Late yesterday his aged mother, Mrs. Betty INGRAM of 504 Third Street, Pratt City, learned of her sacrifice. An Age-Herald reporter gave first news of INGRAM's death to the sailor's brother, Ben L. INGRAM of Pratt City. "I don't think she can stand it," said Ingram. "She is 60 years old." He called a physician, Dr. W. W. Horton, to accompany him to his mother's home, and together they broke the news to her as gently as they could. "My boy, my boy," Mrs. Ingram sobbed, and that was all she could say.
Every week since Osmond INGRAM went to sea last May he had written a letter to his mother. Every month he sent her $30 of his pay. Last May she had seen him, home on furlough. He had come home on the first of May, and on the second got a telegram summoning him back for service. Day before yesterday his brother, Ben, had sent him a package of 500 cigarettes. Last week there had been a card from him.
INGRAM was an old Navy man, and this was his second term of service. In 1903, when his mother moved here from Oneonta, Osmond, a boy just out of school, joined the Navy and served until 1908. Then he returned to Birmingham and for four years was a fireman at the Pratt City station of the fire department. In 1912 he joined the Navy again. "There never was a braver lad," said Chief McDonough of the Pratt City fire station. Everybody knew him in Pratt City, it seemed. Going out on the streetcar with The Age-Herald man who bore the news were three girls and two men who
knew him. The girls wept when they heard that INGRAM was dead.
Besides Ben L. INGRAM and his mother surviving him, there are two other brothers, Paul INGRAM of Pratt City, and Eugene INGRAM of Boyles.
Dr. Horton told last night how INGRAM, ordered discharged from the Navy for physical reasons, had insisted on going into service. "For several months he had been treated for rheumatism at a naval hospital in the east," said Dr. Horton. "He had been ordered discharged, but begged the surgeon to give him a chance to fight, now that he had served his country almost 10 years in peace times. The commander of his vessel particularly wanted INGRAM for his gun crews, and told him he would try to fix it. So when the regular surgeon went away on his vacation, the captain of the destroyer recommended his discharge to the surgeon in charge. It was then that INGRAM got a brief leave of absence in May.
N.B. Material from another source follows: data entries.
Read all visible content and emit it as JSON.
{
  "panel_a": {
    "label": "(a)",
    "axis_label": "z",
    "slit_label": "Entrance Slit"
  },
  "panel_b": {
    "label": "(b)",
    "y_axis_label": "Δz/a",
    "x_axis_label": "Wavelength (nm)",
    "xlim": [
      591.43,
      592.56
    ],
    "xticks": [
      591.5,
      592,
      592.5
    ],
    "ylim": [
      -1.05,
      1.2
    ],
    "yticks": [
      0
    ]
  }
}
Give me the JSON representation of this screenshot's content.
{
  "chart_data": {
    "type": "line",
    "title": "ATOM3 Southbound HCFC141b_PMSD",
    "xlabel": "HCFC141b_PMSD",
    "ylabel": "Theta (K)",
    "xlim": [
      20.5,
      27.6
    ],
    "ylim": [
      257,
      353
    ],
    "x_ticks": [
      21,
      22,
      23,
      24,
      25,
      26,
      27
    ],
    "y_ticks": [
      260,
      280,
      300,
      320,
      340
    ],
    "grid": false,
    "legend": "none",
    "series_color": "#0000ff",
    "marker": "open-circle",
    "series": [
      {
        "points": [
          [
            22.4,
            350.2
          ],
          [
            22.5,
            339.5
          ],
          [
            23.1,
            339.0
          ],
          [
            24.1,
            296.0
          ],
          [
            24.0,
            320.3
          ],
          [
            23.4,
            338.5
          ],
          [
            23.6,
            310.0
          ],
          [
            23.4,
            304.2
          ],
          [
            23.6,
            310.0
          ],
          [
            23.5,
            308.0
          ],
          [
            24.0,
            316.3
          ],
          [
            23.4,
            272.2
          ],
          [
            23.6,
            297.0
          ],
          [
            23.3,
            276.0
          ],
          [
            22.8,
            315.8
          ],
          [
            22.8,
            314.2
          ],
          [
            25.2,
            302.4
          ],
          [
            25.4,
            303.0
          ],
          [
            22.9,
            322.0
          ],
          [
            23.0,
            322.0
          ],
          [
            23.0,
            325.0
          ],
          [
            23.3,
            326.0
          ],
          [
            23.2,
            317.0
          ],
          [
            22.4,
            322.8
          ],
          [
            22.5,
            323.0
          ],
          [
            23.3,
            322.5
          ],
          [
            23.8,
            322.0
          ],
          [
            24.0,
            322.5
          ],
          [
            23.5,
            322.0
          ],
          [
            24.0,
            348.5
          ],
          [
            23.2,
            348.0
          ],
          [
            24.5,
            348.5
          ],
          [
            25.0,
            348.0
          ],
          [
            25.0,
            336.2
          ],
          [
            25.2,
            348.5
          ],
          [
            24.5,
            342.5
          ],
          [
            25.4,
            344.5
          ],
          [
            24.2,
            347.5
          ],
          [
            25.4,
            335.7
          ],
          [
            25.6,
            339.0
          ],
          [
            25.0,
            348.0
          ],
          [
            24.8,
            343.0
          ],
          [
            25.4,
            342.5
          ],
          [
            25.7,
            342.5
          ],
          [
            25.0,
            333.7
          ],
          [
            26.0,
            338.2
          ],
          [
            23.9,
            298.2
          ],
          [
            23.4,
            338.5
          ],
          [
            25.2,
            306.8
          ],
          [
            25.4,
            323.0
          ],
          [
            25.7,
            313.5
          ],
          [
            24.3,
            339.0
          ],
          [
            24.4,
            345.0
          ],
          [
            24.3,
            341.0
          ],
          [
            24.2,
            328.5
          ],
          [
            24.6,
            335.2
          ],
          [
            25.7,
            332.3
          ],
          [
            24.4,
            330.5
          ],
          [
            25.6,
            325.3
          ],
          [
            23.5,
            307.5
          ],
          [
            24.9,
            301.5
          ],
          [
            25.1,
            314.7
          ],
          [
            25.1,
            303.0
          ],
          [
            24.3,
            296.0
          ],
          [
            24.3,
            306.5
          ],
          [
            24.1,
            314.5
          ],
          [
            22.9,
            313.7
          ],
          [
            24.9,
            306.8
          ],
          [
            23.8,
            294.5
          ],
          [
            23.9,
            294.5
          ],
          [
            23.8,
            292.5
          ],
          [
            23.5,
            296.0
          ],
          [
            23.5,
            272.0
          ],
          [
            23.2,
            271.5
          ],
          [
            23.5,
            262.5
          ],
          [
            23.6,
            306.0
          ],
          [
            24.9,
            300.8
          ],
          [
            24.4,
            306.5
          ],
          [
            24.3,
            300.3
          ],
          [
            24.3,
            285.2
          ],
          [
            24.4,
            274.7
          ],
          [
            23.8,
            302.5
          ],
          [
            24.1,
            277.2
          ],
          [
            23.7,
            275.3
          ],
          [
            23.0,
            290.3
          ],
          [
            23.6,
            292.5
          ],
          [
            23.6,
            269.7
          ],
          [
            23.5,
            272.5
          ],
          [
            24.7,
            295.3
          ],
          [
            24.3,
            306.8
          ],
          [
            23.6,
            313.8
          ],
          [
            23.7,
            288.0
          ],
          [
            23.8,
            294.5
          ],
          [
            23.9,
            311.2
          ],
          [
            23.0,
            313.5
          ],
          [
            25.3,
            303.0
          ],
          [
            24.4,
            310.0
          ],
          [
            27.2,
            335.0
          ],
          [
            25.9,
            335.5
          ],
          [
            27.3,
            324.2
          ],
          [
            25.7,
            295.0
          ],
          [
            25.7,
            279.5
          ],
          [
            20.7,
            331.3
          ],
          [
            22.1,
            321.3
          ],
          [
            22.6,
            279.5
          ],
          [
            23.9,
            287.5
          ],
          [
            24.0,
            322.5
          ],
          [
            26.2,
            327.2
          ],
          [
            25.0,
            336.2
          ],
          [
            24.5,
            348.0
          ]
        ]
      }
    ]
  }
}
He
was called to arms after he had been here a day."
OSMOND KELLY INGRAM, aged 30, of Pratt City, killed in a submarine attack upon an American destroyer in war zone waters Tuesday, was the first man on an American war vessel to die in action. His death, reported yesterday by Admiral Sims in a cable to the Navy Department, is the first casualty of the war. There have been other deaths of gunners on armed merchant ships and men in hospital service in France, but INGRAM was the first of America's fighting forces to die in a clash of arms with the enemy.